Sie sind eine gegenseitige Bereicherung: Großeltern schlagen eine Brücke in die Vergangenheit. Enkelkinder tragen zu einem besseren Lebensgefühl von Oma und Opa bei. Zwei Großeltern berichten – aus eigenen Erfahrungen und wissenschaftlicher Sicht.

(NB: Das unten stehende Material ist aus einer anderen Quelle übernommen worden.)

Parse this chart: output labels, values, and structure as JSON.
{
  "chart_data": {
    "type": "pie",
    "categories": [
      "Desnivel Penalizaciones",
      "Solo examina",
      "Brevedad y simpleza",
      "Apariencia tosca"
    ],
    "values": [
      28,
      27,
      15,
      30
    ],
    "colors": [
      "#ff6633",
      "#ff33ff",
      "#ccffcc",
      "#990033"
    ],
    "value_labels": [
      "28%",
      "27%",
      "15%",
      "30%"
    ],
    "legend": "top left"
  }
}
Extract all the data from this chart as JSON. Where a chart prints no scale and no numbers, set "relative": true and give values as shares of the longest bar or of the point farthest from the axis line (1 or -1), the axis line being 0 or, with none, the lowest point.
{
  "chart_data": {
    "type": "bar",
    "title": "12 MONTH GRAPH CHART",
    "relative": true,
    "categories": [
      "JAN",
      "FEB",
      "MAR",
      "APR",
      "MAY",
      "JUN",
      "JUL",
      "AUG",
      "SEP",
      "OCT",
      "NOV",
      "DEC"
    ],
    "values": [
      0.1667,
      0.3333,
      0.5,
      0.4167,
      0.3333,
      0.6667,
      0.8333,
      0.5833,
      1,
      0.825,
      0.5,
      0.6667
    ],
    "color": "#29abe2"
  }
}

veröffentlicht am 15.11.2023

Ihr Markenzeichen sind die ausgefallenen Ohrringe. Mal sehen sie aus wie kleine rote Tassen mit weißen Punkten, mal wie süße Baiserkringel oder grün glitzernde Tannenbäume. Renate Kaufmann hat den Schalk im Nacken und eine große Leidenschaft – das Kochen und Backen. Außerdem hat sie eine Mission: Sie will ihr Wissen an die nächsten Generationen weitergeben. 2019 hat die Wienerin ihren Blog „Frag die Oma“ gestartet, mit vielen Rezeptideen und Tipps zu alten Hausmittelchen. Doch das war ihren vier Enkel­kindern noch nicht genug. 2022 überredeten sie ihre Oma, kurze ­Videos in den sozialen Netzwerken TikTok und Instagram zu posten. „Die Enkelkinder haben mir gezeigt, wie’s geht, und das hat dann sehr schnell geboomt“, erzählt Renate Kaufmann. Mittlerweile hat die Oma-Influencerin bei TikTok mehr als 100.000 Follower und bei Instagram sogar 158.000.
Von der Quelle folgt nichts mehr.